But Medinol, citing a recent U.S. Supreme Court decision, now wants a federal judge to toss her ruling that Medinol waited too long to file the lawsuit, according to court documents and regulatory filings.
Medinol, which won a $750 million decision over erstwhile partner Boston Scientific (NYSE:BSX) in 2005 in another stent war over a related set of patents, accused Cordis in March 2013 of violating 4 of its patents with the Cypher stents, according to the court documents. A year later Judge Shira Scheindlin dismissed the case, ruling on the basis of laches that Medinol’s 8½-year delay in bringing the suit was "unreasonable and inexcusable."
Although Medinol let the deadline for an appeal pass, it asked Scheindlin to reverse, based on the Supreme Court’s May 19 decision in Petrella v. Metro-Goldwyn-Mayer.
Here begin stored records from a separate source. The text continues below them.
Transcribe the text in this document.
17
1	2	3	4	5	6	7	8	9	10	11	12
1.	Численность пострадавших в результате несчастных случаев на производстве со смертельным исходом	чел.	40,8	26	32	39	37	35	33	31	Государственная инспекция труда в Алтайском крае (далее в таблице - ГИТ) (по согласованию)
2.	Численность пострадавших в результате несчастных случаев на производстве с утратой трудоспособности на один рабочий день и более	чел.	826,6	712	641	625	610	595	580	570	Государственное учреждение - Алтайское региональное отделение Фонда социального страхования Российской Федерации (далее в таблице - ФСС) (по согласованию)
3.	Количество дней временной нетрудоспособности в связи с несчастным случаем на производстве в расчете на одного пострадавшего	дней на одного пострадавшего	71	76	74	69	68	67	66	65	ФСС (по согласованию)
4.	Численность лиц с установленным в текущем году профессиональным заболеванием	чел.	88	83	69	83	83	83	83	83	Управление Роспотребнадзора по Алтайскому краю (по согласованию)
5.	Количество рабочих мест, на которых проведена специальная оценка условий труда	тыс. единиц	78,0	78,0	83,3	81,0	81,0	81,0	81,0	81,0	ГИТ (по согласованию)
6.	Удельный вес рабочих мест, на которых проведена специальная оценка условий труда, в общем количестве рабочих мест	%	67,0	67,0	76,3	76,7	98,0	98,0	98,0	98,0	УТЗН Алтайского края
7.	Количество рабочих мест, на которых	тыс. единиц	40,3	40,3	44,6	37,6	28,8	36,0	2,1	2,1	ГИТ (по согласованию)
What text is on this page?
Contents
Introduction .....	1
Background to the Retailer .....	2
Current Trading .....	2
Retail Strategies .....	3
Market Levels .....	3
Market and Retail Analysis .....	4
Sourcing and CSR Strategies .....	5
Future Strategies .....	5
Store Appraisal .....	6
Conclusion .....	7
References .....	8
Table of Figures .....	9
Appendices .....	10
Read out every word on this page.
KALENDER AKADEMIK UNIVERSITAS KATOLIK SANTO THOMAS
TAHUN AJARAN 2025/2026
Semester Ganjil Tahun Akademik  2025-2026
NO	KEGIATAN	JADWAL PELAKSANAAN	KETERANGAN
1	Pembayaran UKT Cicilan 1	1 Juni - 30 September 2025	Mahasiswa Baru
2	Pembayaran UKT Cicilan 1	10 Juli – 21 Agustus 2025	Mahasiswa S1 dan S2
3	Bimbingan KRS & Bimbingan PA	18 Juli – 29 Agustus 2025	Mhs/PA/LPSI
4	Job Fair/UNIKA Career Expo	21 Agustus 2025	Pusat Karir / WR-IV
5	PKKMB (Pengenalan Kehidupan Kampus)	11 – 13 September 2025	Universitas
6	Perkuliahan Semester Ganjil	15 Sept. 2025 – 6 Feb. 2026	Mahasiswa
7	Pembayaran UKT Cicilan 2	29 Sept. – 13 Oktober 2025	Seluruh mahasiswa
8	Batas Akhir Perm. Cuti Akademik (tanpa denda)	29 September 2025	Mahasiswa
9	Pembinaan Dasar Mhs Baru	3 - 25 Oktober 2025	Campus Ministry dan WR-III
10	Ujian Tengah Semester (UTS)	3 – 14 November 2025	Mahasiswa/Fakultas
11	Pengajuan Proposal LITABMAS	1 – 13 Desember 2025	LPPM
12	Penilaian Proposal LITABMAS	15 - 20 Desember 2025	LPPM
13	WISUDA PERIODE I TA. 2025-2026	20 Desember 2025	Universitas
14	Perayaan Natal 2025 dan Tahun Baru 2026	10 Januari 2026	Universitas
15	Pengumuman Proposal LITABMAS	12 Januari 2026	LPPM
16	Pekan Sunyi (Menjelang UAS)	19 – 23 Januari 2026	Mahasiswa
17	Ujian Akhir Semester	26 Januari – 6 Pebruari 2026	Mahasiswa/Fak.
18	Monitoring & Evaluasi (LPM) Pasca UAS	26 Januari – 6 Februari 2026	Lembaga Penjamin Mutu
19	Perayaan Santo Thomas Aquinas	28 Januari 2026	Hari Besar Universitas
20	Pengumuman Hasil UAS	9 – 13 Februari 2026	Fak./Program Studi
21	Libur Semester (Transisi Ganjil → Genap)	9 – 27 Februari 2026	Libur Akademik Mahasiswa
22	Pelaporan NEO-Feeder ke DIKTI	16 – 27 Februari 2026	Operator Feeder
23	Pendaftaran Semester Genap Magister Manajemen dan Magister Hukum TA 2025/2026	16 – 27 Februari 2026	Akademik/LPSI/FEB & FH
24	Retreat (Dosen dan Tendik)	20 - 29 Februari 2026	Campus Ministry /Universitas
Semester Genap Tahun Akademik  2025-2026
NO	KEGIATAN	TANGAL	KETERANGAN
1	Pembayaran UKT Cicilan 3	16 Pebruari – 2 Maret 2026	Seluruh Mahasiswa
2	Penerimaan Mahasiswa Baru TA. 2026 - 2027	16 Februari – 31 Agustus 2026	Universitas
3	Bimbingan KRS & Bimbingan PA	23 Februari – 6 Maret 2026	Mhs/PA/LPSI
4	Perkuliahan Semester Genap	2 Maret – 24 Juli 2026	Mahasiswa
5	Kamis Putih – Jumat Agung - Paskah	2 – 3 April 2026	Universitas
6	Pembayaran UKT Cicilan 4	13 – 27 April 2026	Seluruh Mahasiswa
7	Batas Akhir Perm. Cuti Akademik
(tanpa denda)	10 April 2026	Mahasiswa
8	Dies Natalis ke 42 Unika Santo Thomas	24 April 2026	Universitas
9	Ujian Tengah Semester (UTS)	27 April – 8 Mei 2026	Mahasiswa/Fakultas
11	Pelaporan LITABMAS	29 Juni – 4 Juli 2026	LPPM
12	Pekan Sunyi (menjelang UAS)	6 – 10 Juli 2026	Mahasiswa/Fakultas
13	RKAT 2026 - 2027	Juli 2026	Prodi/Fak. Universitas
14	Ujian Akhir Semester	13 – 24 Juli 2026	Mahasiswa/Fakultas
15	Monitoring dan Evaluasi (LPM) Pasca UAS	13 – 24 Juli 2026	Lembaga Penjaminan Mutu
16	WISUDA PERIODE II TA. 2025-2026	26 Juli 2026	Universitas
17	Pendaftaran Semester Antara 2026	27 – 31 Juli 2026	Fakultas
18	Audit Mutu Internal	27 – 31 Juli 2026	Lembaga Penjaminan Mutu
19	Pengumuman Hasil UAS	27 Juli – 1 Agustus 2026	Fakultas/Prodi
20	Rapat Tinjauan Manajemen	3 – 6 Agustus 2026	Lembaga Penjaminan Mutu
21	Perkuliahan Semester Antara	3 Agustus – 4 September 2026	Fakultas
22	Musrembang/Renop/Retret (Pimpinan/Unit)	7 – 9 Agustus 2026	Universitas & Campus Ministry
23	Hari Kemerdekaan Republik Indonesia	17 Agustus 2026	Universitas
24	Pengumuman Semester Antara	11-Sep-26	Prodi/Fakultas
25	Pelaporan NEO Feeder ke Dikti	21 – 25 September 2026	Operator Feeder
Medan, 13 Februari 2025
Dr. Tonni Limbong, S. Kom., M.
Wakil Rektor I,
Medinol argued that the Petrella decision, which followed Scheindlin’s dismissal by a few weeks, "is an intervening change in law that upended the entire laches framework upon which the judgment was based."
"In Petrella, the Supreme Court held that laches is not a defense to an action for copyright infringement brought within the statutory limitation period because laches cannot be used to override a statutory limitation period prescribed by Congress. The holding in Petrella means that laches also cannot be a defense to an action for patent infringement brought within the 6-year limitation period in the patent statute," Medinol claimed last week. "Therefore, Petrella constitutes an ‘extraordinary circumstance’ that justifies the court exercising its equitable discretion to vacate the judgment."
Cordis countered that the Supremes expressly held in Petrella that the decision does not apply to patent law.
"It is perhaps fitting that, having waited 13 years to bring this patent lawsuit and having its lawsuit dismissed on the ground of laches, Medinol now waits 3 months after its time to appeal has expired to raise an issue that it could have raised from the outset," Cordis argued. "Petrella reflects a change in copyright law (at least in the 9th Circuit, whose aberrant rule was reversed by the Supreme Court). The governing law in this case is patent law, not copyright law. Petrella does not change patent law. Indeed … Petrella explicitly states that it is not addressing patent law."
No hearing on the Medinol motion was scheduled as of August 12.